为了帮助读者了解这种倒金字塔式结构,请见西方新闻学著作中的图表说明:
The Inverted Pyramid Form
Introduction containing most important or most interesting information导语(包括最重要或最吸引人的消息)
more facts 更多的事实材料
supporting information or background 辅助性消息或背景材料
quotes or more facts of lesser importance 引语或次要的事实材料
minor details 细节材料
least significant information 最不重要的消息
为了说明“倒金字塔结构”的新闻文体特点,现举美联社2001年11月22日的一篇报道为例:
NOVEMBER 22, 19:43 EST, 2001
28 Killed in Colombia Landslide
By JUAN PABLO TORO
Associated Press Writer
FILADELFIA Colombia(AP)—Rain-softened walls of a condemned strip mine crashed down on scores of gold miners in western Colombia Thursday, killing at least 28 and leaving 40 others missing, authorities said.
The victims were said to be poor people who ignored government warnings that erosion had made the mine unsafe. It appeared both the illegal digging and recent heavy rains were to blame for the accident.
Survivors said two separate mudslides occurred at the site in Filadelfia, a small town 120 miles west of Bogotá. The second avalanche buried miners who were trying to rescue friends who had been engulfed in the first avalanche.
Rescuers shoveled furiously for hours in hopes of finding somebody alive.
As night fell Thursday, national disaster chief Eduardo Jose Gonzalez said hopes of finding anyone alive waned as crews prepared to suspend operations. The search was to resume Friday.
Gonzalez said 28bodies had been recovered, and at least 40 people were missing. Thirty-two miners were reported injured and taken to hospitals.
Hundreds of people had gathered at the scene, many of them anguished and weeping relatives.
Emergency crews from the Red Cross and the civil defense forces were using heavy machinery to remove the thick mud spread over the site. Complicating the recovery effort, huge pools of water had seeped into the site from a river running up to the hillside—used by the miners to rinse gold particles from dirt.
Survivors said the earth crashed down without warning on a group of about 200 people trying to scrape gold from the well-worn hill-side. The workers were toiling with shovels and picks inside a deep hole they had carved into the hill. The cavern had no structural supports.
Many workers managed to scramble out of the way or crawl out from beneath the mud. Others were not so lucky.

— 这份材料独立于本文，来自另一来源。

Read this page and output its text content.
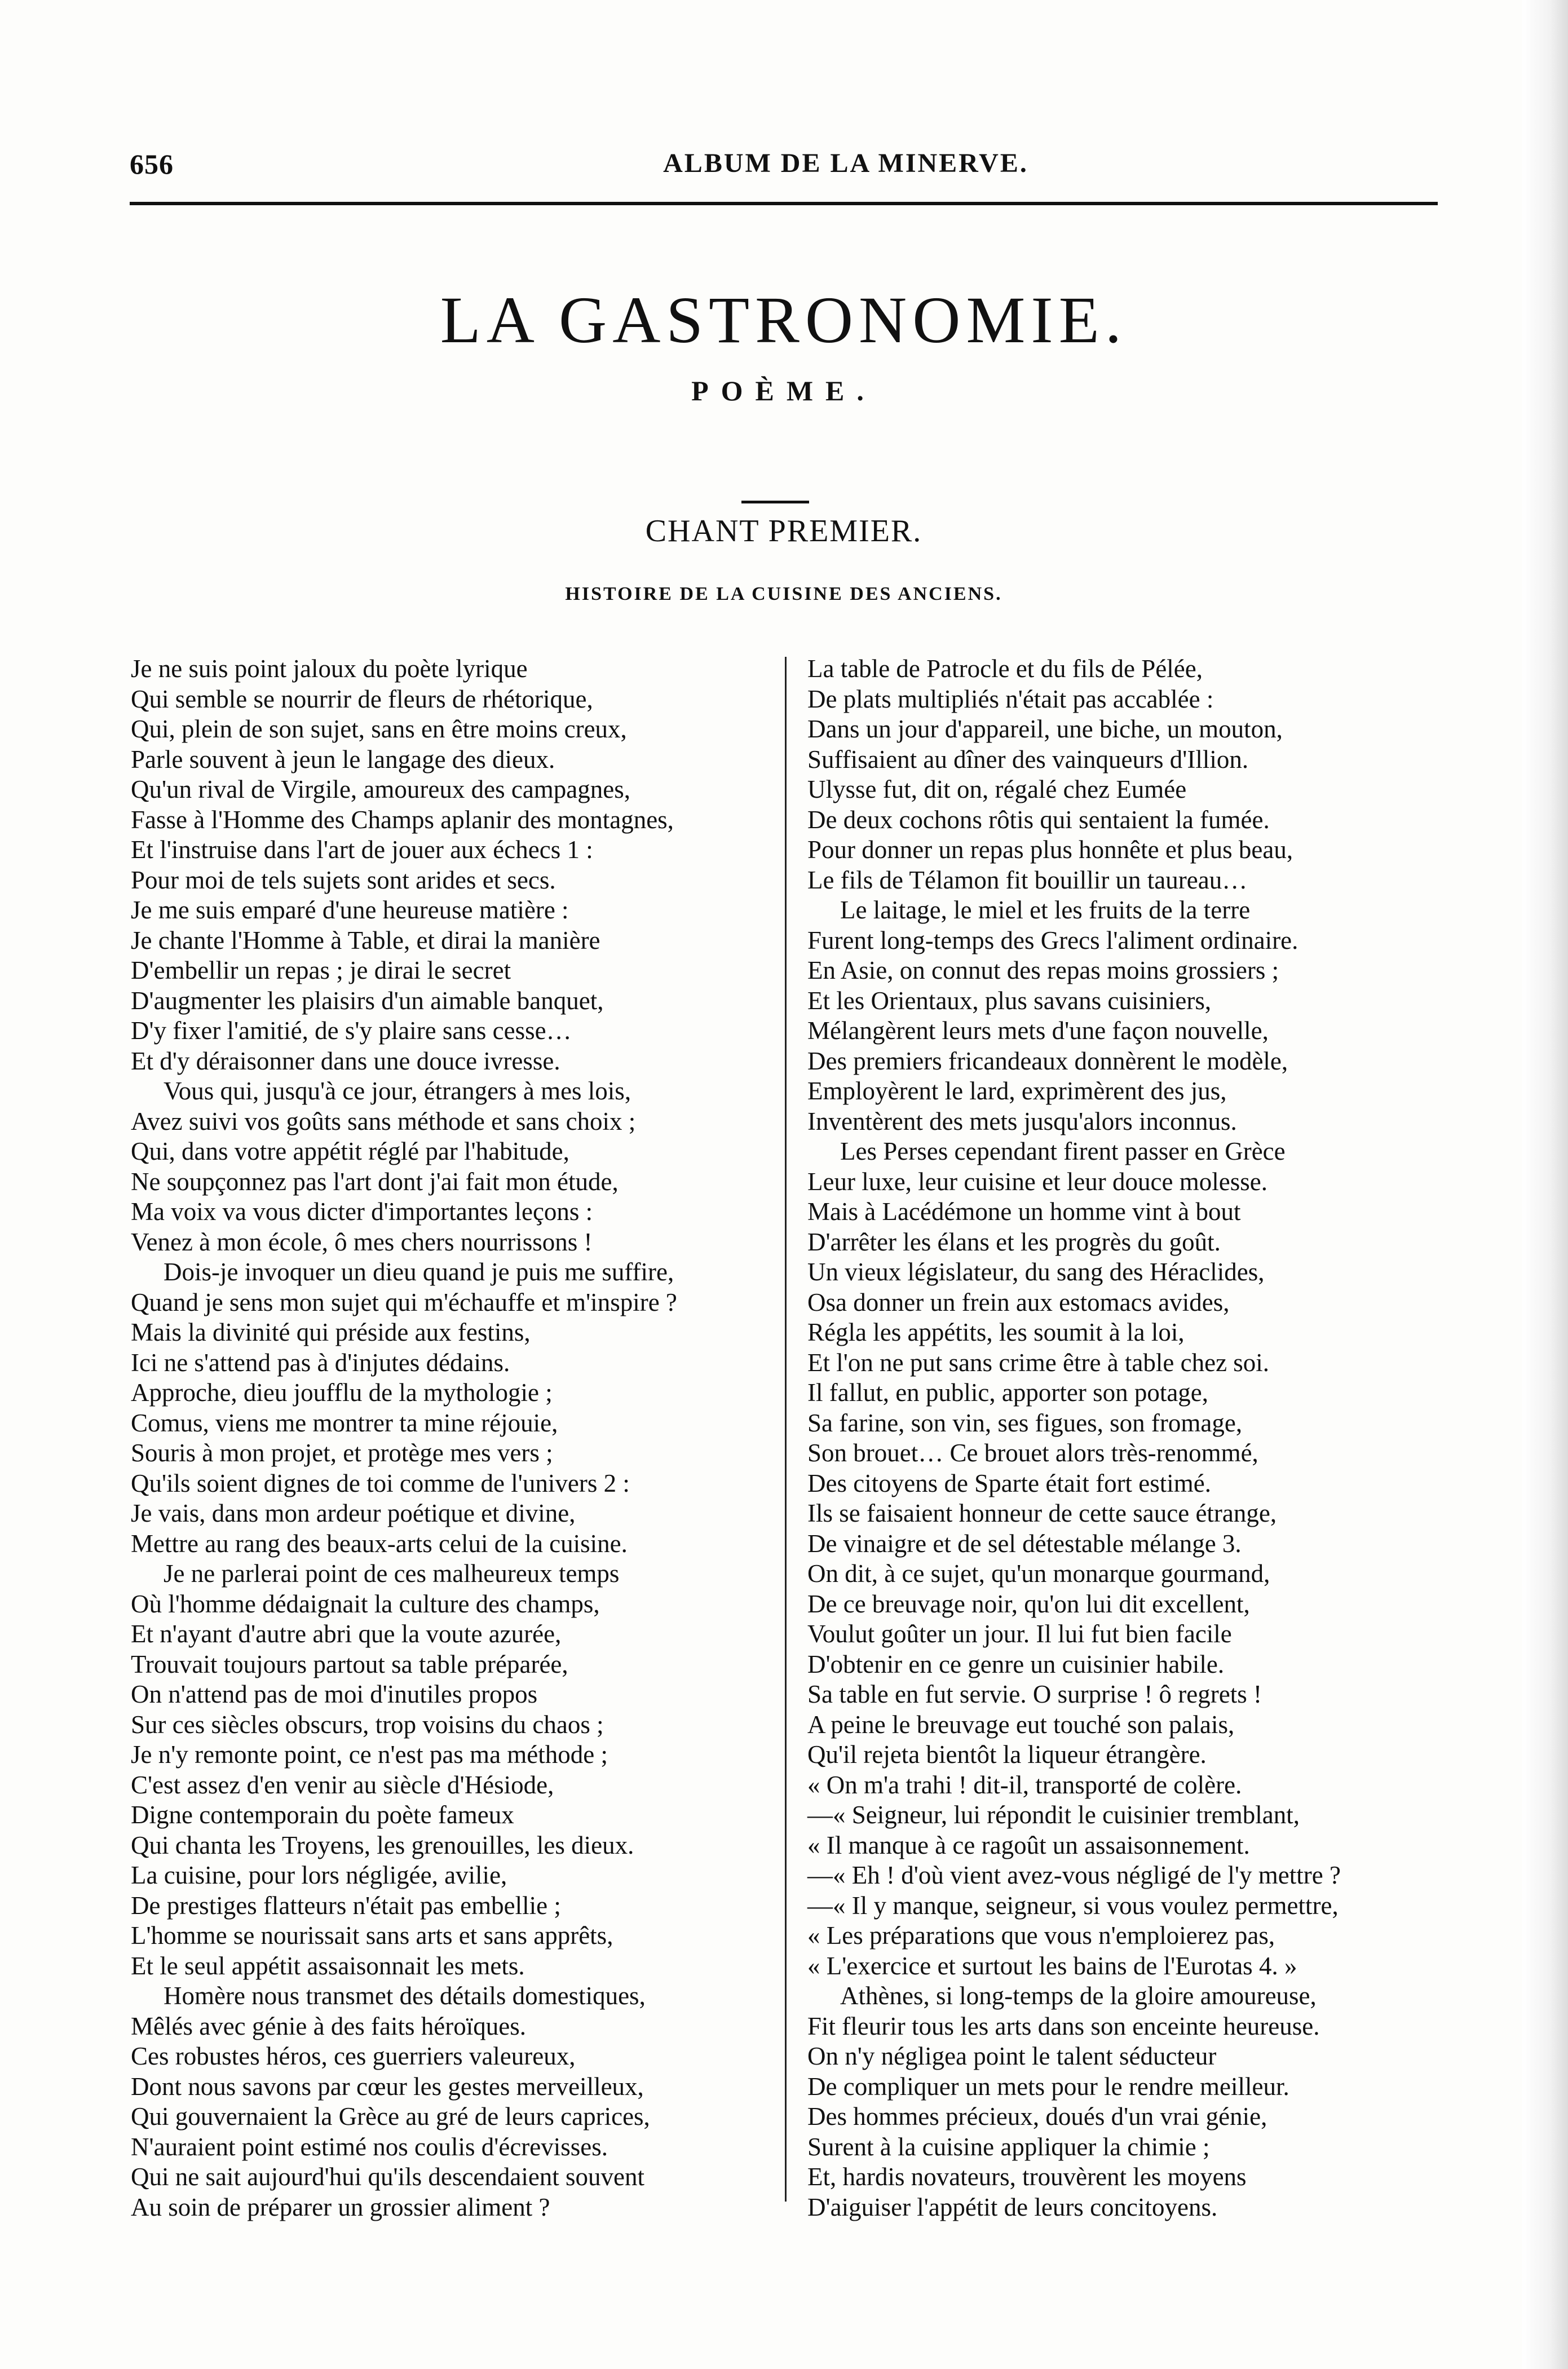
656	ALBUM DE LA MINERVE.
LA GASTRONOMIE.
POÈME.
CHANT PREMIER.
HISTOIRE DE LA CUISINE DES ANCIENS.
Je ne suis point jaloux du poète lyrique
Qui semble se nourrir de fleurs de rhétorique,
Qui, plein de son sujet, sans en être moins creux,
Parle souvent à jeun le langage des dieux.
Qu'un rival de Virgile, amoureux des campagnes,
Fasse à l'Homme des Champs aplanir des montagnes,
Et l'instruise dans l'art de jouer aux échecs 1 :
Pour moi de tels sujets sont arides et secs.
Je me suis emparé d'une heureuse matière :
Je chante l'Homme à Table, et dirai la manière
D'embellir un repas ; je dirai le secret
D'augmenter les plaisirs d'un aimable banquet,
D'y fixer l'amitié, de s'y plaire sans cesse…
Et d'y déraisonner dans une douce ivresse.
Vous qui, jusqu'à ce jour, étrangers à mes lois,
Avez suivi vos goûts sans méthode et sans choix ;
Qui, dans votre appétit réglé par l'habitude,
Ne soupçonnez pas l'art dont j'ai fait mon étude,
Ma voix va vous dicter d'importantes leçons :
Venez à mon école, ô mes chers nourrissons !
Dois-je invoquer un dieu quand je puis me suffire,
Quand je sens mon sujet qui m'échauffe et m'inspire ?
Mais la divinité qui préside aux festins,
Ici ne s'attend pas à d'injutes dédains.
Approche, dieu joufflu de la mythologie ;
Comus, viens me montrer ta mine réjouie,
Souris à mon projet, et protège mes vers ;
Qu'ils soient dignes de toi comme de l'univers 2 :
Je vais, dans mon ardeur poétique et divine,
Mettre au rang des beaux-arts celui de la cuisine.
Je ne parlerai point de ces malheureux temps
Où l'homme dédaignait la culture des champs,
Et n'ayant d'autre abri que la voute azurée,
Trouvait toujours partout sa table préparée,
On n'attend pas de moi d'inutiles propos
Sur ces siècles obscurs, trop voisins du chaos ;
Je n'y remonte point, ce n'est pas ma méthode ;
C'est assez d'en venir au siècle d'Hésiode,
Digne contemporain du poète fameux
Qui chanta les Troyens, les grenouilles, les dieux.
La cuisine, pour lors négligée, avilie,
De prestiges flatteurs n'était pas embellie ;
L'homme se nourissait sans arts et sans apprêts,
Et le seul appétit assaisonnait les mets.
Homère nous transmet des détails domestiques,
Mêlés avec génie à des faits héroïques.
Ces robustes héros, ces guerriers valeureux,
Dont nous savons par cœur les gestes merveilleux,
Qui gouvernaient la Grèce au gré de leurs caprices,
N'auraient point estimé nos coulis d'écrevisses.
Qui ne sait aujourd'hui qu'ils descendaient souvent
Au soin de préparer un grossier aliment ?
La table de Patrocle et du fils de Pélée,
De plats multipliés n'était pas accablée :
Dans un jour d'appareil, une biche, un mouton,
Suffisaient au dîner des vainqueurs d'Illion.
Ulysse fut, dit on, régalé chez Eumée
De deux cochons rôtis qui sentaient la fumée.
Pour donner un repas plus honnête et plus beau,
Le fils de Télamon fit bouillir un taureau…
Le laitage, le miel et les fruits de la terre
Furent long-temps des Grecs l'aliment ordinaire.
En Asie, on connut des repas moins grossiers ;
Et les Orientaux, plus savans cuisiniers,
Mélangèrent leurs mets d'une façon nouvelle,
Des premiers fricandeaux donnèrent le modèle,
Employèrent le lard, exprimèrent des jus,
Inventèrent des mets jusqu'alors inconnus.
Les Perses cependant firent passer en Grèce
Leur luxe, leur cuisine et leur douce molesse.
Mais à Lacédémone un homme vint à bout
D'arrêter les élans et les progrès du goût.
Un vieux législateur, du sang des Héraclides,
Osa donner un frein aux estomacs avides,
Régla les appétits, les soumit à la loi,
Et l'on ne put sans crime être à table chez soi.
Il fallut, en public, apporter son potage,
Sa farine, son vin, ses figues, son fromage,
Son brouet… Ce brouet alors très-renommé,
Des citoyens de Sparte était fort estimé.
Ils se faisaient honneur de cette sauce étrange,
De vinaigre et de sel détestable mélange 3.
On dit, à ce sujet, qu'un monarque gourmand,
De ce breuvage noir, qu'on lui dit excellent,
Voulut goûter un jour. Il lui fut bien facile
D'obtenir en ce genre un cuisinier habile.
Sa table en fut servie. O surprise ! ô regrets !
A peine le breuvage eut touché son palais,
Qu'il rejeta bientôt la liqueur étrangère.
« On m'a trahi ! dit-il, transporté de colère.
—« Seigneur, lui répondit le cuisinier tremblant,
« Il manque à ce ragoût un assaisonnement.
—« Eh ! d'où vient avez-vous négligé de l'y mettre ?
—« Il y manque, seigneur, si vous voulez permettre,
« Les préparations que vous n'emploierez pas,
« L'exercice et surtout les bains de l'Eurotas 4. »
Athènes, si long-temps de la gloire amoureuse,
Fit fleurir tous les arts dans son enceinte heureuse.
On n'y négligea point le talent séducteur
De compliquer un mets pour le rendre meilleur.
Des hommes précieux, doués d'un vrai génie,
Surent à la cuisine appliquer la chimie ;
Et, hardis novateurs, trouvèrent les moyens
D'aiguiser l'appétit de leurs concitoyens.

"We heard a very loud sound and the hill suddenly fell down upon us," said 20-year-old Manuel Loaiza. "I was trapped up to my knees but some of the others dragged me out."
Loaiza said he made less than $9a day at the crude mine. His 39-year-old uncle is still missing under the mud.
According to Julian Arboleda, an aide to Caldas State governor Luis Alfonso Arias, officials ordered the mine closed several months ago. But residents thrown out of work by Colombia's economic downturn took the risk of working there anyway, Arboleda said. Landslides triggered by rains are Colombia's most common natural disaster, killing dozens of people annually. Thursday's accident was the worst such tragedy in recent years. According to the government's disaster relief agency, nearly 200 people died in a poor neighborhood in the city of Medellinwhen a 1987 landslide buried their houses. Landslides buried 150 dam workers in 1983 and a rescue team sent on their behalf.